Written by Siddharth Kavali
BENTONVILLE, Arkansas (Reuters) – Retail giant Walmart Inc (NYSE:) said it is against placing panic buttons in stores – a move the New York Legislature wants to force under a new law aimed at keeping retail workers safe.
On Friday, the New York State Senate passed legislation that would require most major retail chains, including Walmart, to place panic buttons in their New York stores where employees can easily access them or provide employees with a wearable or cellphone-activated panic button. Buttons that call emergency services.
The law, which is a response to growing threats to warehouse employees from thefts and violence, has already passed the state Assembly and now goes to Gov. Kathy Hochul for her signature. Retail groups criticized the law in part because installing panic buttons would be expensive.
Walmart's chief corporate affairs officer told Reuters that the company opposes the idea of a panic button because it believes there are likely to be too many false alarms.
“Eight out of ten times someone thinks something is going on, in reality there is nothing,” Dan Bartlett, Walmart's executive vice president of corporate affairs, told Reuters on Friday.
Walmart said it hired its first chief safety officer in April to evaluate the safety of store workers. The nation's largest retailer, Walmart operates 4,700 stores, including 98 in New York State.
The panic button provision of New York law will take effect in 2027 for retailers with more than 500 employees nationwide.

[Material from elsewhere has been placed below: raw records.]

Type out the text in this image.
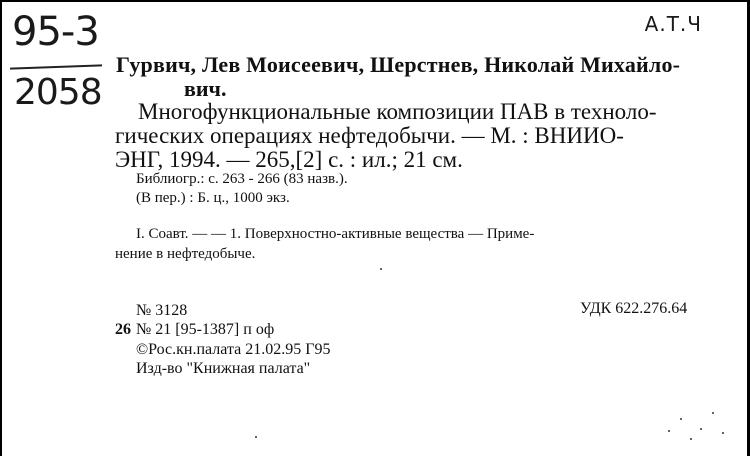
95-3
2058
А.Т.Ч
Гурвич, Лев Моисеевич, Шерстнев, Николай Михайло-
вич.
Многофункциональные композиции ПАВ в техноло-
гических операциях нефтедобычи. — М. : ВНИИО-
ЭНГ, 1994. — 265,[2] с. : ил.; 21 см.
Библиогр.: с. 263 - 266 (83 назв.).
(В пер.) : Б. ц., 1000 экз.
I. Соавт. — — 1. Поверхностно-активные вещества — Приме-
нение в нефтедобыче.
№ 3128	УДК 622.276.64
26 № 21 [95-1387] п оф
©Рос.кн.палата 21.02.95 Г95
Изд-во "Книжная палата"
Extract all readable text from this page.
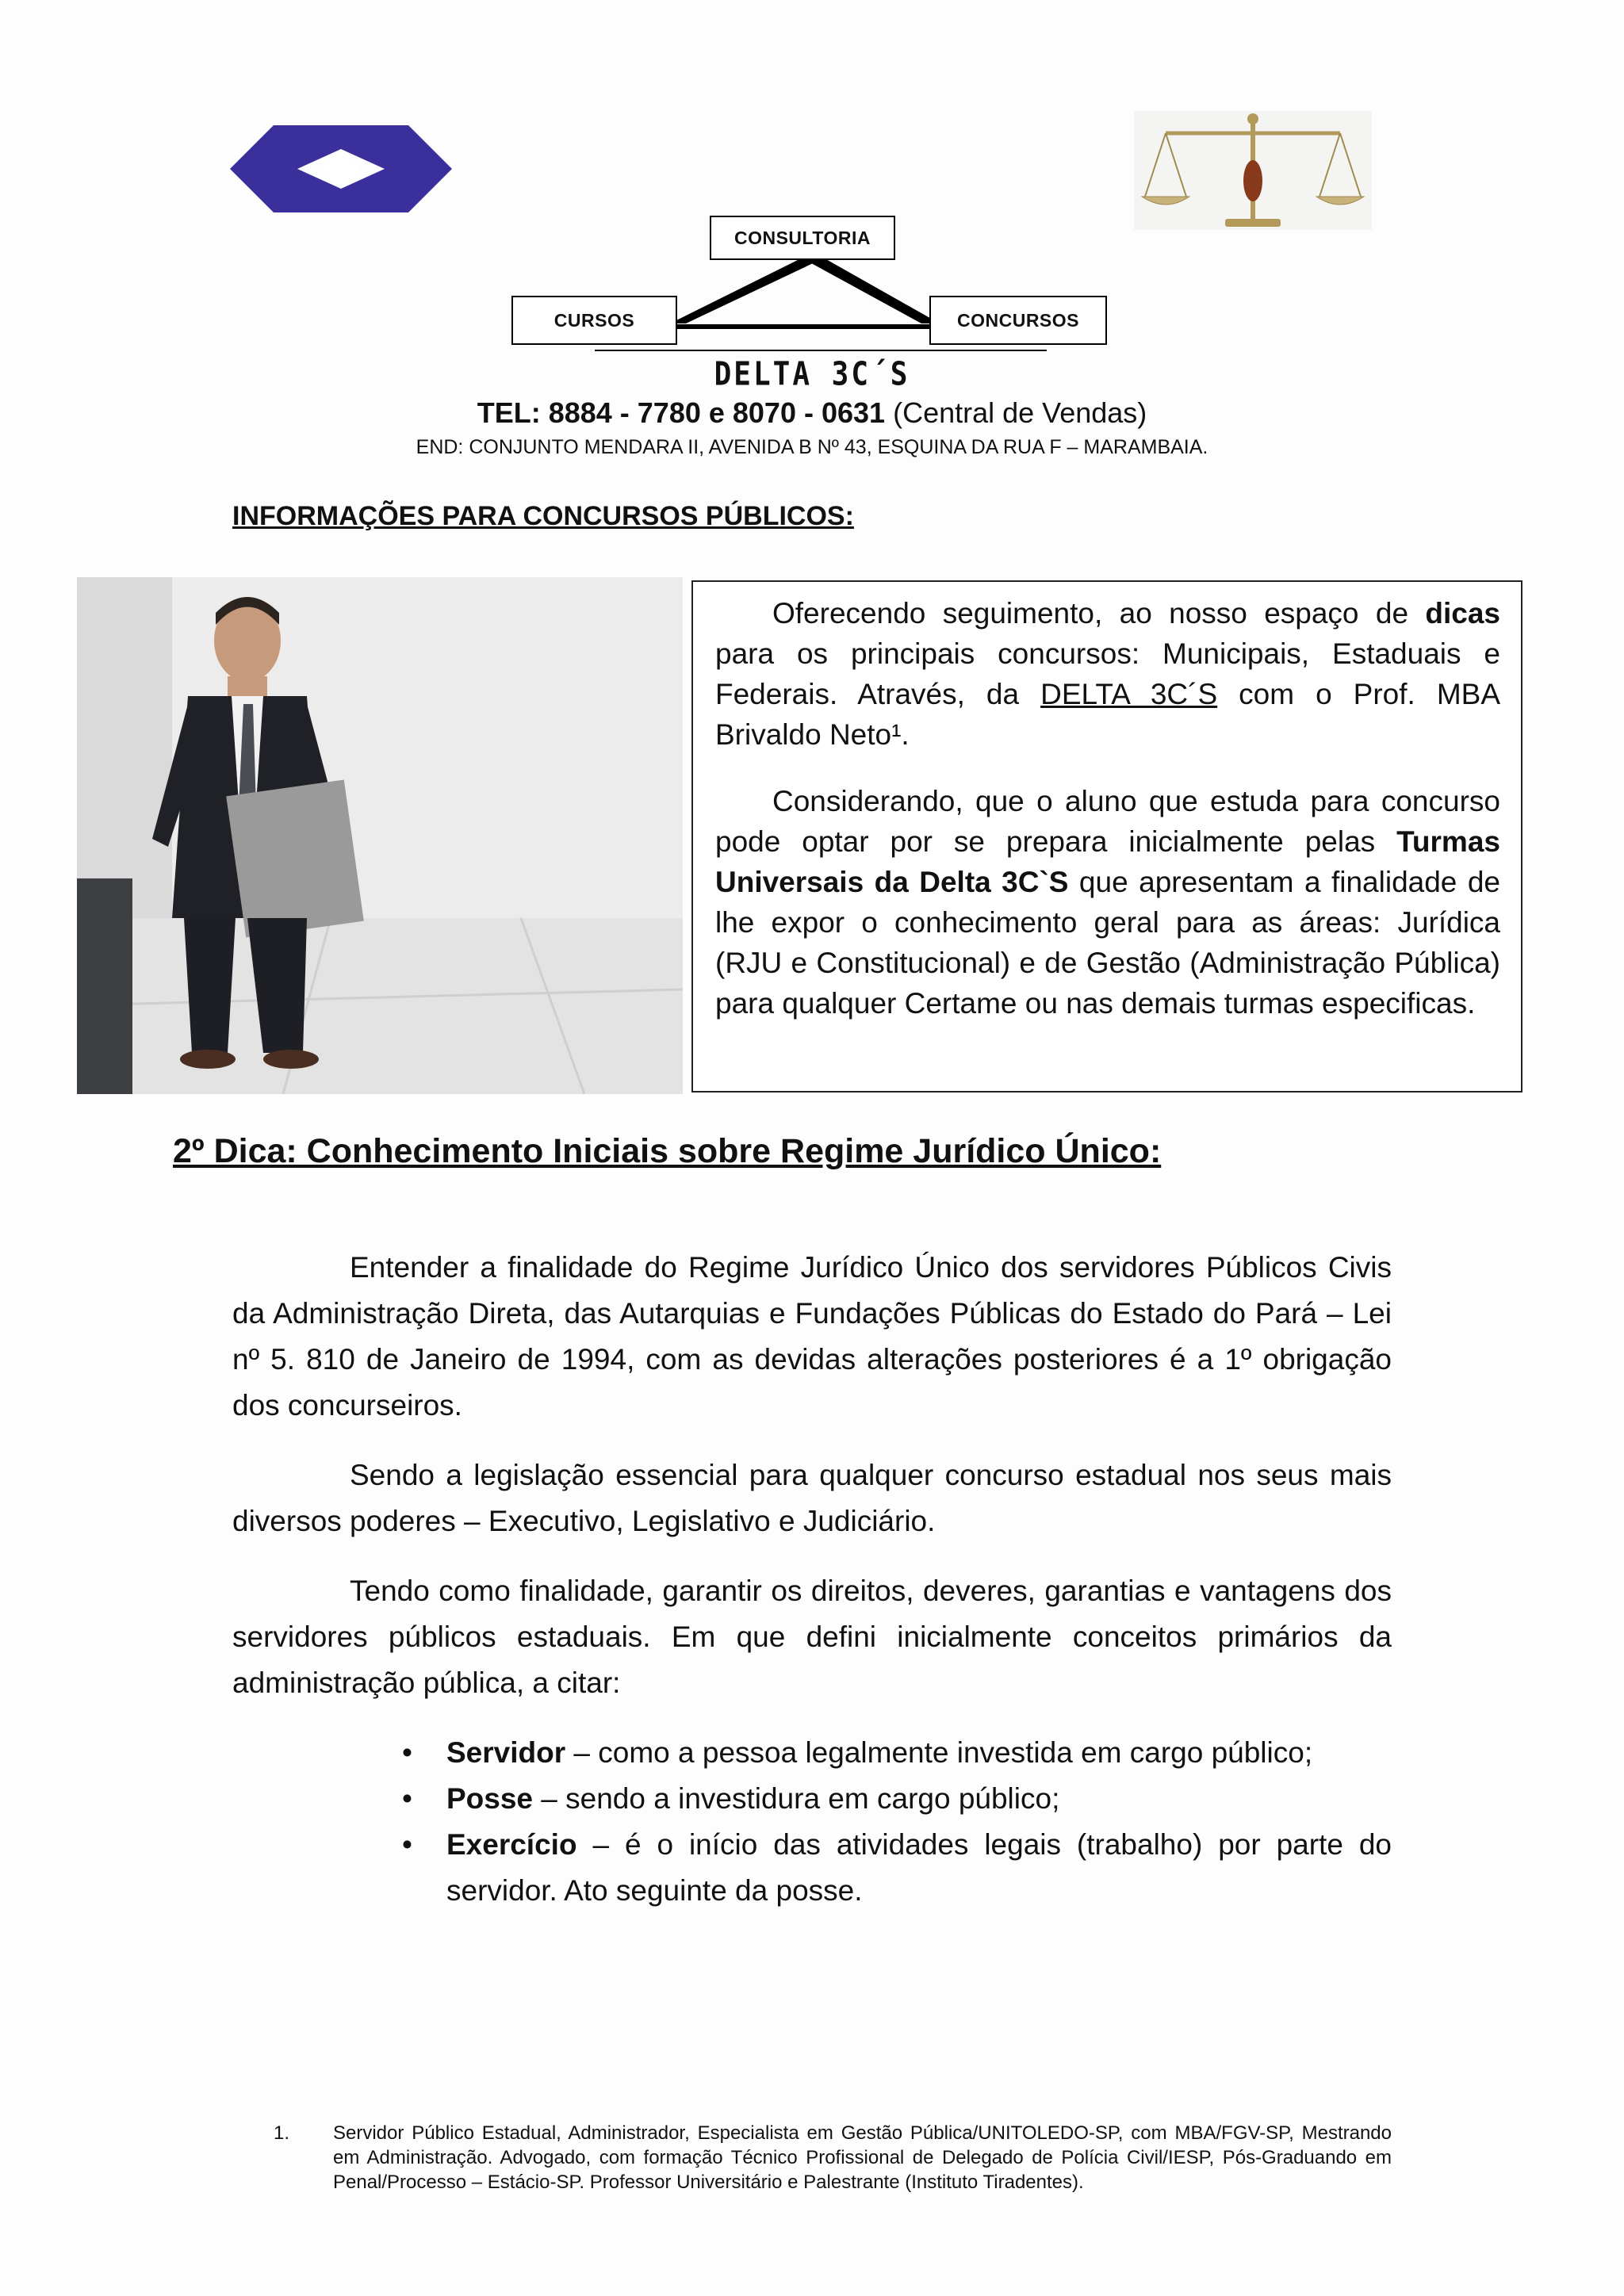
CONSULTORIA
CURSOS	CONCURSOS
DELTA 3C´S
TEL: 8884 - 7780 e 8070 - 0631 (Central de Vendas)
END: CONJUNTO MENDARA II, AVENIDA B Nº 43, ESQUINA DA RUA F – MARAMBAIA.
INFORMAÇÕES PARA CONCURSOS PÚBLICOS:

Oferecendo seguimento, ao nosso espaço de dicas para os principais concursos: Municipais, Estaduais e Federais. Através, da DELTA 3C´S com o Prof. MBA Brivaldo Neto¹.

Considerando, que o aluno que estuda para concurso pode optar por se prepara inicialmente pelas Turmas Universais da Delta 3C`S que apresentam a finalidade de lhe expor o conhecimento geral para as áreas: Jurídica (RJU e Constitucional) e de Gestão (Administração Pública) para qualquer Certame ou nas demais turmas especificas.

2º Dica: Conhecimento Iniciais sobre Regime Jurídico Único:

Entender a finalidade do Regime Jurídico Único dos servidores Públicos Civis da Administração Direta, das Autarquias e Fundações Públicas do Estado do Pará – Lei nº 5. 810 de Janeiro de 1994, com as devidas alterações posteriores é a 1º obrigação dos concurseiros.

Sendo a legislação essencial para qualquer concurso estadual nos seus mais diversos poderes – Executivo, Legislativo e Judiciário.

Tendo como finalidade, garantir os direitos, deveres, garantias e vantagens dos servidores públicos estaduais. Em que defini inicialmente conceitos primários da administração pública, a citar:

• Servidor – como a pessoa legalmente investida em cargo público;
• Posse – sendo a investidura em cargo público;
• Exercício – é o início das atividades legais (trabalho) por parte do servidor. Ato seguinte da posse.
1. Servidor Público Estadual, Administrador, Especialista em Gestão Pública/UNITOLEDO-SP, com MBA/FGV-SP, Mestrando em Administração. Advogado, com formação Técnico Profissional de Delegado de Polícia Civil/IESP, Pós-Graduando em Penal/Processo – Estácio-SP. Professor Universitário e Palestrante (Instituto Tiradentes).
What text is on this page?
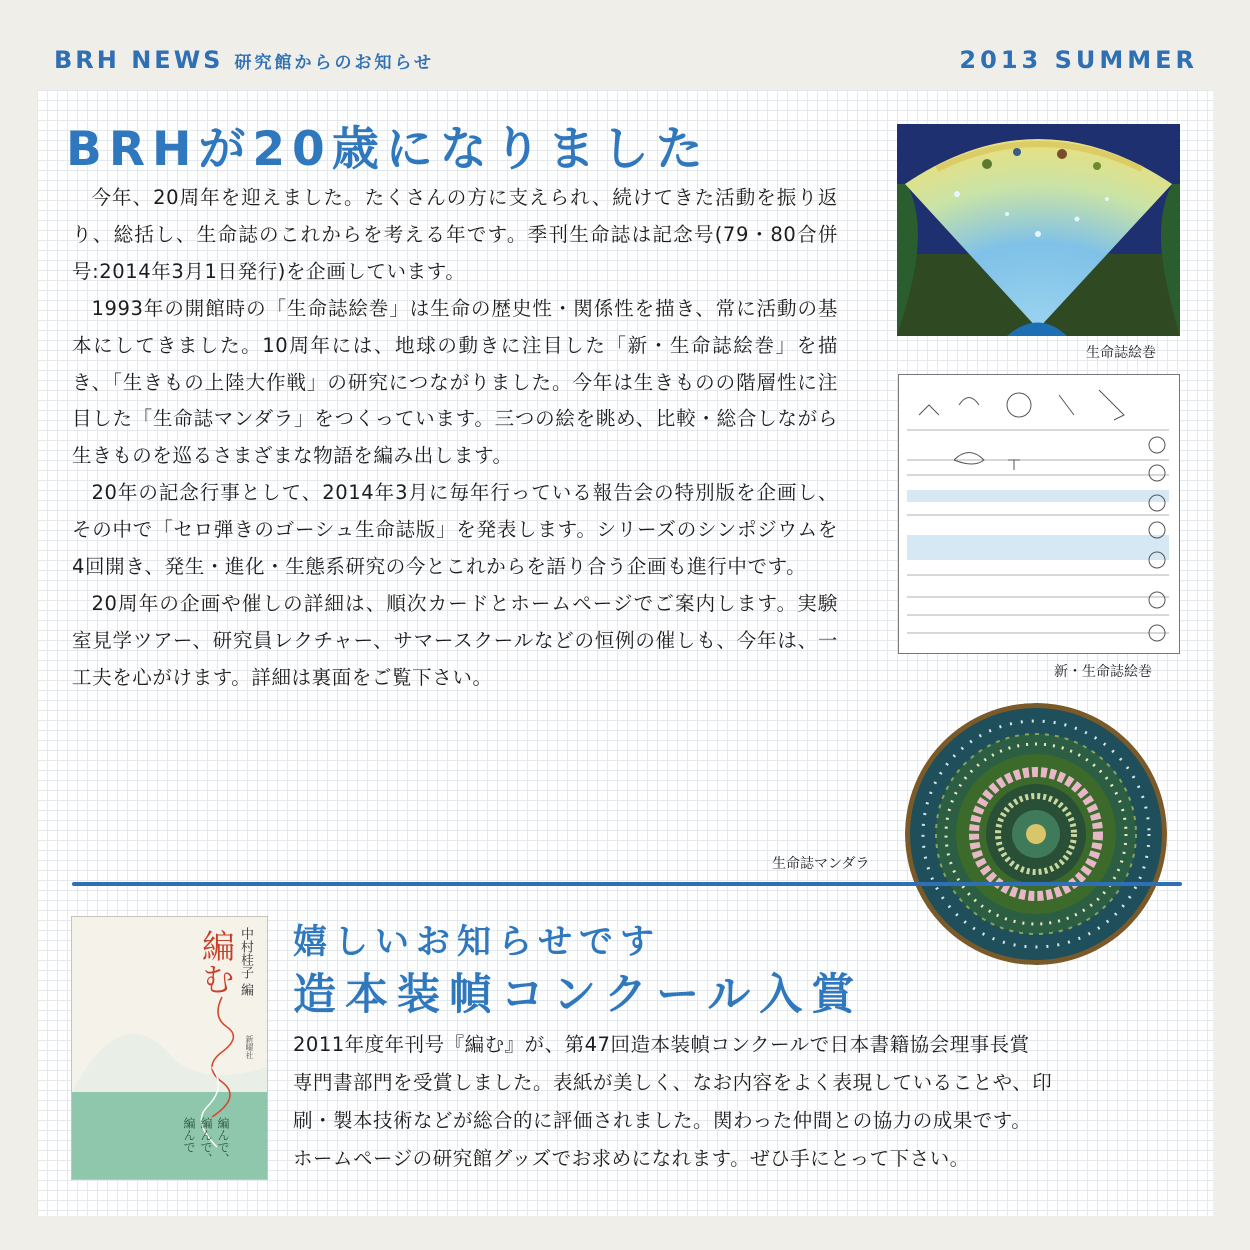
BRH NEWS 研究館からのお知らせ	2013 SUMMER
BRHが20歳になりました

今年、20周年を迎えました。たくさんの方に支えられ、続けてきた活動を振り返り、総括し、生命誌のこれからを考える年です。季刊生命誌は記念号(79・80合併号:2014年3月1日発行)を企画しています。

1993年の開館時の「生命誌絵巻」は生命の歴史性・関係性を描き、常に活動の基本にしてきました。10周年には、地球の動きに注目した「新・生命誌絵巻」を描き、「生きもの上陸大作戦」の研究につながりました。今年は生きものの階層性に注目した「生命誌マンダラ」をつくっています。三つの絵を眺め、比較・総合しながら生きものを巡るさまざまな物語を編み出します。

20年の記念行事として、2014年3月に毎年行っている報告会の特別版を企画し、その中で「セロ弾きのゴーシュ生命誌版」を発表します。シリーズのシンポジウムを4回開き、発生・進化・生態系研究の今とこれからを語り合う企画も進行中です。

20周年の企画や催しの詳細は、順次カードとホームページでご案内します。実験室見学ツアー、研究員レクチャー、サマースクールなどの恒例の催しも、今年は、一工夫を心がけます。詳細は裏面をご覧下さい。

生命誌絵巻
新・生命誌絵巻
生命誌マンダラ
編む 中村桂子 編
新曜社
編んで、 編んで、 編んで
嬉しいお知らせです
造本装幀コンクール入賞

2011年度年刊号『編む』が、第47回造本装幀コンクールで日本書籍協会理事長賞

専門書部門を受賞しました。表紙が美しく、なお内容をよく表現していることや、印

刷・製本技術などが総合的に評価されました。関わった仲間との協力の成果です。

ホームページの研究館グッズでお求めになれます。ぜひ手にとって下さい。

The legislation would also require most retailers with 10 or more employees to provide violence prevention and safety training to their employees.
While Walmart is not a union organization, the Retail, Wholesale and Department Store Union, which represents more than 100,000 American workers, pushed for the bill to become law in New York.
A group of retail industry lobbyists including the National Retail Federation and the New York State Food Industry Alliance opposed it.
“The costly mandates proposed in the bill — including the installation of panic buttons — will do little, if anything, to address offenders who enter stores with the intention of engaging in illegal activity such as shoplifting and assault,” the group wrote in a May 28 statement. . letter.
They also supported the New York Police Department's Office of Community Affairs statement opposing panic buttons. A New York City Council committee said phone calls to 911 in 2019 are better because they provide responders with vital information that panic buttons don't.
“We stand by the message and have concerns about the imposition of panic buttons,” Michael Durant, CEO of the New York State Food Industry Alliance, told Reuters on Saturday.
At Walmart's annual meeting in Bentonville, Arkansas, this week, shareholders voted down a motion from Walmart store employee shareholders who wanted Walmart to conduct an independent review of its policies and practices on workplace safety and violence.